Saariaho’s Circle Map: Cinematic, Mysterious, Utterly Original

United StatesUnited States Saariaho: Soloists, New York Philharmonic/Esa-Pekka Salonen (conductor), Park Avenue Armory, New York City. 13.10.2016. (KG)

Esa-Pekka Salonen conducts the New York Philharmonic performing composer Kaija Saariaho's "Circle Map," at the Park Avenue Armory with clarinetist Kari Krikku, and soprano Jennifer Zetlan on October 13, 2016, during a PERFORMANCE. Soprano Jennifer Zetlan performs. Also on the program were: ALL-SAARIAHO PROGRAM: Lumière et Pesanteur (2009, NY Premiere) D’om le Vrai Sens (2010, NY Premiere) Lonh (1996) Circle Map (2012, NY Premiere) Composer: Kaija Saariaho Credit: Stephanie Berger
Esa-Pekka Salonen conducts Circle Map at the Park Avenue Armory
(c) Stephanie Berger

Kaija Saariaho – Lumière et pesanteur (2009); D’om le Vrai Sens (2010); Lonh (1996); Circle Map (2012)

Even before the immersion into Finnish composer Kajia Saariaho’s sound world, the setting inside New York’s Park Avenue Armory was simply grand. Music stand lamps shone like a field of stars against an image of the moon projected onto a large screen in the back of the massive room. The cavernous space was warm, almost cozy even, with concentric arcs of legless chairs and rows of risers behind them. The scene suggested the opulence of an old movie house—a transcendence of reality that only expanded once the music began. Saariaho’s work is, to invoke a cliché, cinematic. It’s imaginative and evocative. It is, to use an even triter expression, mood music, although somehow that descriptor has come to suggest anything but what the two words convey. Saariaho’s music is not a mental exercise so much as an indulgence for the heart.

The first piece, Lumière et pesanteur, was delicate, animated. Trills floated about the space like mythical creatures (another time-worn allusion that, in the case of Saariaho’s utterly original music seems to fit). But in D’om le Vrai Sens, the scene shifted with a suspenseful soundtrack and projected images of medieval tapestries (the final one, depicting a unicorn, buttressed suspicions that mythical creatures were indeed present). In short order, from another part of the hall came a scream, or the blowing of some double-reed hunting horn, or perhaps the cry of a giant lizard baby.

Eventually the sound revealed itself to be the remarkably played clarinet of Kari Kriikku, for whom the piece was written. As Kriikku moved around the room, striking heroic poses with his instrument held high, this reporter grew concerned about the risk of requiring what is called in the popular press a “spoiler alert,” such was the sense of wonder and discovery in watching Saariaho’s ceremony. Suffice to say the story carried on though instrumental apparitions: some mysterious, muffled shuffling turned out to be a group of latecomers allowed in en masse, as well as a platoon of tuned percussion.

It was hard not to see the four pieces as a single, 90-minute narrative, only somewhat abstract. In Book III, the 1996 vocal work Lonh (the only piece previously heard in New York), the heroic reedsman was gone, replaced by the damsel soprano Jennifer Zetlan, shown onscreen in a slow motion montage of herself superimposed onto a woodland scene, as she moved about the room. Her amplified voice and the accompanying electronic track dripped with the room’s resonance.

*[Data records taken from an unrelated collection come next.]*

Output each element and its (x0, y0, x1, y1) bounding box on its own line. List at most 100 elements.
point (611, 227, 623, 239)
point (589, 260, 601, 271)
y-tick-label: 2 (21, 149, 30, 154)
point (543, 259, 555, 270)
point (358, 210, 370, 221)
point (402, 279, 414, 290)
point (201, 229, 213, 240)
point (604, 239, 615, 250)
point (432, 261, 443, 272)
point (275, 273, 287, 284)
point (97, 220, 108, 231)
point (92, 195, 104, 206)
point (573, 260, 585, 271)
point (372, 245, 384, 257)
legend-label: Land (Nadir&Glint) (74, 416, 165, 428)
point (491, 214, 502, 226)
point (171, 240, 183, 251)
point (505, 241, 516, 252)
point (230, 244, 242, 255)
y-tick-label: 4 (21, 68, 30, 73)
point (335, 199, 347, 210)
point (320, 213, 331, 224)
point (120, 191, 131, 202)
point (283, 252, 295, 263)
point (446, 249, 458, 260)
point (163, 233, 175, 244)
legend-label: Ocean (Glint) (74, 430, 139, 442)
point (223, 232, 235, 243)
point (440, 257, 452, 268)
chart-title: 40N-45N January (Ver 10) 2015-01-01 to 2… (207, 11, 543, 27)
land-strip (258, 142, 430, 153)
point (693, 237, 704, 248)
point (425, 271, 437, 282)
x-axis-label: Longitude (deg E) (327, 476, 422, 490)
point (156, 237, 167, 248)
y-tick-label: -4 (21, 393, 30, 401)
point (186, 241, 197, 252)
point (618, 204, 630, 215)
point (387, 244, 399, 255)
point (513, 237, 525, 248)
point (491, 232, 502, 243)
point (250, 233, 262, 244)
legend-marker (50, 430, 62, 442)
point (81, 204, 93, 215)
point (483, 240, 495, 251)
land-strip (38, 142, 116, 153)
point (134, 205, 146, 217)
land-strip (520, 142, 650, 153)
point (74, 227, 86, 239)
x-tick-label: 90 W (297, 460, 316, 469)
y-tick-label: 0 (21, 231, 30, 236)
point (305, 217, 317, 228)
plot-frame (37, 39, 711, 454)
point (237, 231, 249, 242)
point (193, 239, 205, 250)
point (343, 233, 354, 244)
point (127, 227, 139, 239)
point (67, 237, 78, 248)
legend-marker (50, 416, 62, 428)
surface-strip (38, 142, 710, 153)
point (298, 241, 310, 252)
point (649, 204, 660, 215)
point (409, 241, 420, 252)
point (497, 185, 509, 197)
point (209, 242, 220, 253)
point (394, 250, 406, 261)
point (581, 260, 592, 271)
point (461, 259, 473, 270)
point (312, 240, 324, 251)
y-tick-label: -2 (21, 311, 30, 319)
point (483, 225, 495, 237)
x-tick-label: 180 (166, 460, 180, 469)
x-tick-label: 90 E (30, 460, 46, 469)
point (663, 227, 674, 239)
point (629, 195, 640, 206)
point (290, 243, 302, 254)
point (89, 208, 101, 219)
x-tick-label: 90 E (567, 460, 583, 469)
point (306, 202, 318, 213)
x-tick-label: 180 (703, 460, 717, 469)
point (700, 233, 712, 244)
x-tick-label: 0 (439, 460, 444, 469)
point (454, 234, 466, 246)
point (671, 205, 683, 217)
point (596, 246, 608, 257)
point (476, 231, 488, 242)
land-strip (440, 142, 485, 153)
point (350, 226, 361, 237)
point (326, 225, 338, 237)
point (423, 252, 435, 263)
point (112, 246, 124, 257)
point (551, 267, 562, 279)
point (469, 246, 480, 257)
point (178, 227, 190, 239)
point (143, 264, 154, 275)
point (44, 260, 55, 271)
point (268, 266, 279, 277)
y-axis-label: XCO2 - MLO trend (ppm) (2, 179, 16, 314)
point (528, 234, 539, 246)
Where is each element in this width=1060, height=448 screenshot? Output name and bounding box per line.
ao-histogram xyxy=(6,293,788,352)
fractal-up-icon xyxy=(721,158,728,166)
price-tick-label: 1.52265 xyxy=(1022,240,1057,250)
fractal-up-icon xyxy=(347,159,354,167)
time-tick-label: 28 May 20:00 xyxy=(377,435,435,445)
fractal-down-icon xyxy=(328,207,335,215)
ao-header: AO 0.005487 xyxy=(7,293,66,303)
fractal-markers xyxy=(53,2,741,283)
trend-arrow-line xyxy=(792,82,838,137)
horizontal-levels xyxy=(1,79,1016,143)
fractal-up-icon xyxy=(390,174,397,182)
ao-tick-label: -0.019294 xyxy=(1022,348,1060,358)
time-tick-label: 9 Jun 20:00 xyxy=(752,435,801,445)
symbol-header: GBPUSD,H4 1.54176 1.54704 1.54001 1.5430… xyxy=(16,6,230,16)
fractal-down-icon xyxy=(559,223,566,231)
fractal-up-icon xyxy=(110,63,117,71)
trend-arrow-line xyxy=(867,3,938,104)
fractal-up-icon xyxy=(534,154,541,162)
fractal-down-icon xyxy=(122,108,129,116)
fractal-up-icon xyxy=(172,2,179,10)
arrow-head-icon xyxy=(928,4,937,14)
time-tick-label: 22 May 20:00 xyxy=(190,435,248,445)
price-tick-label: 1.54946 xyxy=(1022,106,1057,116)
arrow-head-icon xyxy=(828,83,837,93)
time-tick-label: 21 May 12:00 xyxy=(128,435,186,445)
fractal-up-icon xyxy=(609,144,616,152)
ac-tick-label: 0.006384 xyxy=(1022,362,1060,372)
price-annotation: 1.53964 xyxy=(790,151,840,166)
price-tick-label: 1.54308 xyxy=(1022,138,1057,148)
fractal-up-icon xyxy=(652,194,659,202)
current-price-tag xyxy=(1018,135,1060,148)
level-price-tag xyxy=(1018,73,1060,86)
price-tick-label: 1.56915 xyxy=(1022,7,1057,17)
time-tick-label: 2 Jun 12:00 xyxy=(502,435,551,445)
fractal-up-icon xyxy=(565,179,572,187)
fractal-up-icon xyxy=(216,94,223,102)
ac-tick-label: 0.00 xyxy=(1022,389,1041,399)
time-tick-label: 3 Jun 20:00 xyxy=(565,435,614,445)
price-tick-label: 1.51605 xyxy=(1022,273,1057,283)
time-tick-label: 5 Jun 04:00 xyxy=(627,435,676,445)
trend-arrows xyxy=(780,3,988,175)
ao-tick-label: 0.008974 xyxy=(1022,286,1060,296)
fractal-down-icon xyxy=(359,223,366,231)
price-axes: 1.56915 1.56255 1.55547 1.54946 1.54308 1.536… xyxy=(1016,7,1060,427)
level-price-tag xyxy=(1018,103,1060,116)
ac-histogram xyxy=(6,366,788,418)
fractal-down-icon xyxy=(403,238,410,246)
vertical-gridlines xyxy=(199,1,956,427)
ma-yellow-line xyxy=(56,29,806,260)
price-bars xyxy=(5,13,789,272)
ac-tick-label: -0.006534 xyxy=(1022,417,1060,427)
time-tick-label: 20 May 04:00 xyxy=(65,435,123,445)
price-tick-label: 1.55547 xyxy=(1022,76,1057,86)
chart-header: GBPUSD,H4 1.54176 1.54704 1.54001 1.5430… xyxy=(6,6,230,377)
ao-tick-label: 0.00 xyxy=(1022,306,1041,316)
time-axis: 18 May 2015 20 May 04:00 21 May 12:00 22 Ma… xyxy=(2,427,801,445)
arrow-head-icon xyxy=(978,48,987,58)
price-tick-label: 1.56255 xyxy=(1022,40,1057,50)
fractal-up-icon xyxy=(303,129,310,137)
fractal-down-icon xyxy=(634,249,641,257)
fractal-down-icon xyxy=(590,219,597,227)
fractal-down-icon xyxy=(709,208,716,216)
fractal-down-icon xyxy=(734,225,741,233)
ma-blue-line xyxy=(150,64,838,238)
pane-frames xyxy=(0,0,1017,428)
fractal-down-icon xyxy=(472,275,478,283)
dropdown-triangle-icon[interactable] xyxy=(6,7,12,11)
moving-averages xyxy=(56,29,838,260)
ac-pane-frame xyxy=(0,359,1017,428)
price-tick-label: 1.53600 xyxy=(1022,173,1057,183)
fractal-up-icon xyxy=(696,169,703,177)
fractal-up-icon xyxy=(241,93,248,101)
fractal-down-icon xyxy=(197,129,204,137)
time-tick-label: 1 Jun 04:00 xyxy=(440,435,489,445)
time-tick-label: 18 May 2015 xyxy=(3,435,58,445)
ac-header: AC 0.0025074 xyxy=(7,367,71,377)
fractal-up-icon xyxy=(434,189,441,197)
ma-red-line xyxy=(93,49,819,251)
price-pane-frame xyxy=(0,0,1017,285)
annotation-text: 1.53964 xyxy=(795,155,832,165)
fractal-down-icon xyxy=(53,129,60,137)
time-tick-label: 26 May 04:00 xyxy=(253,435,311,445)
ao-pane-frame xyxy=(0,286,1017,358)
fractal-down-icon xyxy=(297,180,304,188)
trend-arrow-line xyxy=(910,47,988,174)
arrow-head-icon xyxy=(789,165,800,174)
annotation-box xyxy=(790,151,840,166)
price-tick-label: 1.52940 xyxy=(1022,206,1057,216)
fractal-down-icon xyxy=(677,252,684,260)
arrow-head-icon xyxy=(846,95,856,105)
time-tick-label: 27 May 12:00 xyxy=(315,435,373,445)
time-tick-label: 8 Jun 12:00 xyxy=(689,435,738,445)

The final piece, Circle Map, seemed the creator’s personal tale. As the orchestra returned from its respite a calligrapher’s hand appeared onscreen, painting what came off as a hybrid of Arabic script and musical notation, with a small mat on his desk mirroring the previous tapestries. Here, too, came the antagonist in the form of a deep, prerecorded voice, with steadily metered tympani. Like the slow strokes of the calligrapher’s brush, the music moved in thick, long, straight lines, anchored only by its own momentum.

Admittedly, there is a bit of fancy in connecting these four pieces written across six years as if there were a narrative thread, but the fluidity in Saariaho’s work encourages such speculation, as did conductor Esa-Pekka Salonen’s active discouraging of applause in between the sections. It may not have been the intention of the composer or the conductor to create such links, but the evening seemed ripe for interpretation. It was a chance to luxuriate—perchance to dream—in Saariaho’s sound.

Kurt Gottschalk

Kurt Gottschalk writes about classical, jazz and other forms of music for publications throughout America and Europe and is the host of the Miniature Minotaurs radio program on WFMU. He has also published two books of fiction and prose through Lulu press.